Ein besonders unangenehmer Zeitgenosse kann ich gar nicht sein, wenn so wunderbare Leute freiwillig meine Freunde sind. Auf der gerade zu Ende gegangenen Reise ins ferne Mitteleuropa gilt das insbesondere für die Bewohner der Staffergasse 2 in Wiens vierzehnten Bezirk. Vielen Dank für 2 Wochen Obdach, Logis und Zuwendung an Clara, Danica und Wolferl. Bei Carsten in Owschlag war ich nicht so lange, aber es war auch sehr angenehm. Schliesslich sind wir schon seit 31 Jahren Freunde und da ist jeder Besuch sowieso zu kurz.(Danke für 3 Nächte eigenes Zimmer!)Meine Freunde von der Autorengruppe „Rote Heringe“ (ein terminus technicus von Krimischreibern) habe ich nur für ein Wochenende in Berlin getroffen, aber das war sehr angenehm und so inspirierend, das ich kaum mehr aufhören kann zu schreiben, wenn ich am Abend, nachdem ich Mats ins Bett gebracht habe, damit anfange. Dank an alle Kollegen und besonders an Huby, der uns seine Wohnung als Schreiberlounge zur Verfügung stellte und uns zum Essen einlud. Und an Rolf für den gravierten Kugelschreiber, den ich auf der Rückreise leider habe irgendwo liegen lassen („ich hoffe, dass Du noch einen/ein paar übrig hast.“)

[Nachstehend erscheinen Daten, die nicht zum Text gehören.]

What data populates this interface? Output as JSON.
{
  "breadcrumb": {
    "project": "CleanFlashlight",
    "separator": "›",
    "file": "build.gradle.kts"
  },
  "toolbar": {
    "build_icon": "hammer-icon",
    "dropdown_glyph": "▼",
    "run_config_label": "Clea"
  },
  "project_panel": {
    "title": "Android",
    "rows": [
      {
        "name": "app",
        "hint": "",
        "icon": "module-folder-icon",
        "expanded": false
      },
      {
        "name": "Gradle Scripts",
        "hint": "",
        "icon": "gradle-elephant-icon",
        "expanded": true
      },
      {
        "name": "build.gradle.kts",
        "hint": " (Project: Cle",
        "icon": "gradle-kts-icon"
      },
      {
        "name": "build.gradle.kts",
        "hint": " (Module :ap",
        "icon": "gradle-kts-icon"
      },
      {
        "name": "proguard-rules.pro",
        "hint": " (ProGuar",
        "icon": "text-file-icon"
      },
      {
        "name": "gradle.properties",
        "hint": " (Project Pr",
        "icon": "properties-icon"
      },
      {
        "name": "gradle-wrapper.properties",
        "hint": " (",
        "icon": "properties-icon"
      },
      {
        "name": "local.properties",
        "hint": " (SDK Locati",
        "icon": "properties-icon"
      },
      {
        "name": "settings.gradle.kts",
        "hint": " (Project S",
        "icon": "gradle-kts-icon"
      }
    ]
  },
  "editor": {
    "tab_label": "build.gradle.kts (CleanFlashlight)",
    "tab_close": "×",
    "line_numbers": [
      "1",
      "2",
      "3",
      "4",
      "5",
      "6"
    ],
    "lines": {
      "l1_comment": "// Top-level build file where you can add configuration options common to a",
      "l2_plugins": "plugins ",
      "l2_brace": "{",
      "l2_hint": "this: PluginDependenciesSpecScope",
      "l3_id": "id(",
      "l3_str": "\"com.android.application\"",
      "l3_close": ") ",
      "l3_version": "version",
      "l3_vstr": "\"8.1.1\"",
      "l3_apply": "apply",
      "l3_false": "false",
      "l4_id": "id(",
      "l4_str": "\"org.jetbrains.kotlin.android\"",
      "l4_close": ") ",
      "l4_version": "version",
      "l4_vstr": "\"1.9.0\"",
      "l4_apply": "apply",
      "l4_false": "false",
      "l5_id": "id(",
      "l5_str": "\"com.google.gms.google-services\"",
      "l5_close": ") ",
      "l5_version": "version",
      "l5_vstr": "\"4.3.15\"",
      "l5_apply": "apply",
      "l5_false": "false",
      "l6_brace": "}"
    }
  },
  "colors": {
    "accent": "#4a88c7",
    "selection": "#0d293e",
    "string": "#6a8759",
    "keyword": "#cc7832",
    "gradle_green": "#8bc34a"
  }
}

Nun bin ich wieder zurück in diesem Dorf mit Universität und Flughafen(Das Nadelöhr Oslo konnten wir diesmal schnell und problemlos passieren)im ganz hohen Norden und durfte bei den ersten Therapien heute feststellen, dass ich in 4 Wochen ohne Physio weder abgebaut noch etwas verlernt habe. Dank auch an Dich, Sten!